Halam (Rwm)Riam, Old Kuki)

Total population
- 58,000 (approx.)

Regions with significant populations
- India Tripura Bangladesh

Languages
- Mizo-Kuki-Chin • Kaipeng · Molsom • Chorei • Ranglong · Hrangkhol · Sakachep · Bawng · Saimar · Dab

Religion
- Christianity · Hinduism · Animism

Related ethnic groups
- Chin · Kuki · Mizo

= Halam tribe =

The Halam community are various tribes native to the state of Tripura in India. The name Halam was coined by the Tipra Maharaja. As per their oral tradition they called themselves "Riam", which literally means "human being". And lyrically they also call themselves "Riamrai, Chepvon, Reivon, Longvon etc.". The Halam are further divided into 12 sub-tribes, namely Sakachep, Chorei, Molsom, Hrangkhol, Kaipeng, Kalai, Ranglong, Thangachep, Bongcher, Korbwng, Dab and Rupini.

==History==
In terms of ethnology and language, the Halam community group belongs to Old Kuki groups. But it is difficult to trace their original settlement. Different scholars propounded different theories in analyzing the migratory route of Halam. However, no anthropological research documents are available about them. According to their own belief and tradition the Halam originated from a place called 'Khurpuitabum' meaning 'a big cave,’ which is supposed to be somewhere in south central China. This theory of origin is very common among the Chin-Mizo-Kuki groups with slight variations in name. Apart from Halam group, the Old Kuki tribes like Chorei, Khelma/Sakachep, Aimol, Ranglong, Hrangkhol inhabit in the Karimganj district of Assam, North Tripura and Dalai district of Tripura and Mizoram, Anal, Chawthe, Chiru, Koren, Kom, Lamgang, Purum, Tikhup and Vaiphei of Manipur also asserted that they are the descendant of a couple who came out of 'Khurpui' meaning 'cave' (B. Lalthangliana, 2001, Mizo Chanchin, Remkungi, Aizawl, p. 37)

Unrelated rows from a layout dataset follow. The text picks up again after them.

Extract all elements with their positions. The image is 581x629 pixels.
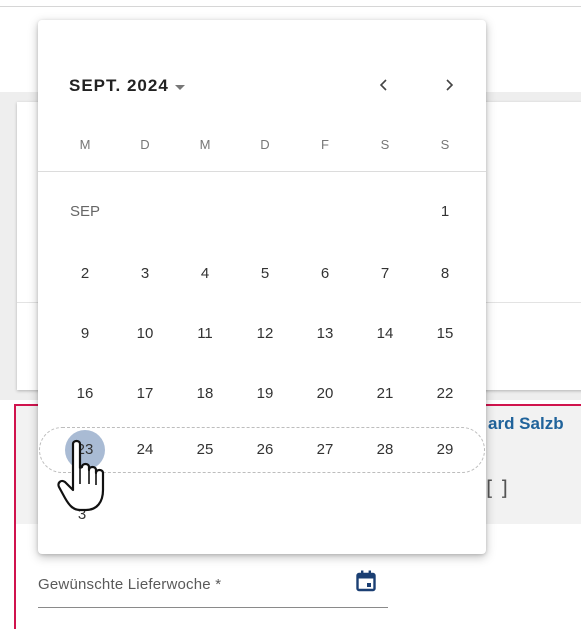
period-label: SEPT. 2024 [69,76,169,95]
weekday-label: M [199,137,211,152]
weekday-label: F [321,137,329,152]
calendar-day[interactable]: 26 [245,430,285,470]
previous-month-button[interactable] [369,70,399,100]
caret-down-icon [174,84,185,90]
calendar-day[interactable]: 22 [425,374,465,414]
calendar-day[interactable]: 15 [425,314,465,354]
calendar-day[interactable]: 9 [65,314,105,354]
calendar-day[interactable]: 19 [245,374,285,414]
calendar-day[interactable]: 6 [305,254,345,294]
delivery-week-field[interactable]: Gewünschte Lieferwoche * [38,562,388,608]
header-divider [0,6,581,7]
calendar-day-selected[interactable]: 23 [65,430,105,470]
product-subtitle: [ ] [486,476,508,500]
weekday-label: M [79,137,91,152]
calendar-day[interactable]: 1 [425,192,465,232]
calendar-day[interactable]: 7 [365,254,405,294]
weekday-label: S [440,137,450,152]
product-title[interactable]: ard Salzb [488,414,564,434]
calendar-day[interactable]: 20 [305,374,345,414]
calendar-day[interactable]: 29 [425,430,465,470]
calendar-icon[interactable] [356,570,376,592]
weekday-label: D [140,137,150,152]
calendar-day[interactable]: 13 [305,314,345,354]
period-selector-button[interactable]: SEPT. 2024 [69,74,185,98]
calendar-day[interactable]: 25 [185,430,225,470]
calendar-day[interactable]: 18 [185,374,225,414]
calendar-day[interactable]: 3 [69,502,95,528]
calendar-day[interactable]: 8 [425,254,465,294]
calendar-day[interactable]: 4 [185,254,225,294]
calendar-day[interactable]: 16 [65,374,105,414]
calendar-day[interactable]: 5 [245,254,285,294]
calendar-day[interactable]: 17 [125,374,165,414]
weekday-label: D [260,137,270,152]
calendar-day[interactable]: 14 [365,314,405,354]
delivery-week-label: Gewünschte Lieferwoche * [38,576,222,593]
calendar-day[interactable]: 11 [185,314,225,354]
weekday-label: S [380,137,390,152]
calendar-day[interactable]: 2 [65,254,105,294]
calendar-day[interactable]: 12 [245,314,285,354]
calendar-day[interactable]: 27 [305,430,345,470]
calendar-day[interactable]: 24 [125,430,165,470]
calendar-day[interactable]: 21 [365,374,405,414]
calendar-day[interactable]: 3 [125,254,165,294]
calendar-day[interactable]: 10 [125,314,165,354]
next-month-button[interactable] [434,70,464,100]
datepicker-popup: SEPT. 2024 M D M D F S S SEP 1 2 3 4 5 6 7 8 9 10… [38,20,486,554]
calendar-header-divider [38,171,486,172]
calendar-day[interactable]: 28 [365,430,405,470]
chevron-left-icon [379,79,387,91]
month-label: SEP [70,203,101,220]
chevron-right-icon [446,79,454,91]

According to S.B.K. Dev Varman, the Halam community coined by Tipra Maharaja (S.B.K. Dev Varman, The Tribes of Tripura, p. 35). The Halams group are said to be migrated from 'Khurpuitabum,’ a place in the hills just to the north of Manipur (Ibid. p. 35). Those of the Kukis, who had submitted to the Tripura Raja, came to be known as Halam (http://www.tripuratribes.ac.in).

Regarding the origin of the term 'Halam,’ some suggest that 'Halam' means 'killer of human beings' (K.S. Singh, People of India, Vol. V, p. 1243). Perhaps, the neighboring people might name them 'Halam' as they were ferocious and used to killed strangers in olden days. The term 'Halam' is expected to be coined by others. One interpretation is that, in Tripuri language, 'Ha' means 'earth' and 'Lam' means 'route'. So it means 'earth route.' It is said that when they came in contact with the king of Tripura, the Maharaja had given them the title 'Halam.' From this definition, it can be presumed that Halam migrated to their present place of settlement through earth route. However, there is no agreed point on the origin of the term 'Halam.' In the Scheduled Castes and Scheduled Tribes orders (Amendment) Act. 1976, Halam is placed at No. 6 in the list of Scheduled Tribes of Tripura.

==Changes in religious practices==
Conversion to Christianity started around the mid-1900s. About 30% of the Halam are Christian. The spread of Christianity among the Halam does not interfere with cultural activities (except religious activities). The Christian Halam attended the socio-cultural ceremonies of their Hindu neighbors. They participate in and depend on the traditional village administration as do their Hindu neighbors. There is a reason why the Tripura Raja differentiate Halam from Kuki, Halam people do not have king or chief nor their own god to worship. So, the Raja appointed Sordar to rule Halam people, and an idol for each clan to worship. E.g. Mualţhuam/Molsom sub-tribe are given an idol made from Gooseberry tree, they called Zobawmthang. Bawngcher sub-clan are given Thirlum Thirphrai. Thirlum is an iron ball smaller than the size of cricket ball, Thirphrai is an iron plate, a size of thumb. Both have no inscriptions on them.

==Diaspora==
During the British Raj, the Halam of Tripura were transported to the Sylhet region to work in tea plantations. They can still be found in Sylhet and Habiganj districts of Bangladesh, where they continue this livelihood. They make up a population of only 5000. Use of the Kokborok language is rapidly decreasing with the Bengali language being more common nowadays. They are divided into 12 clans; Machafang, Migli, Chorei, Bongcher, Hrangkhol, Kalai, Molsom, Rupini, Mitahar, Langkai, Ranglong and Kaipeng.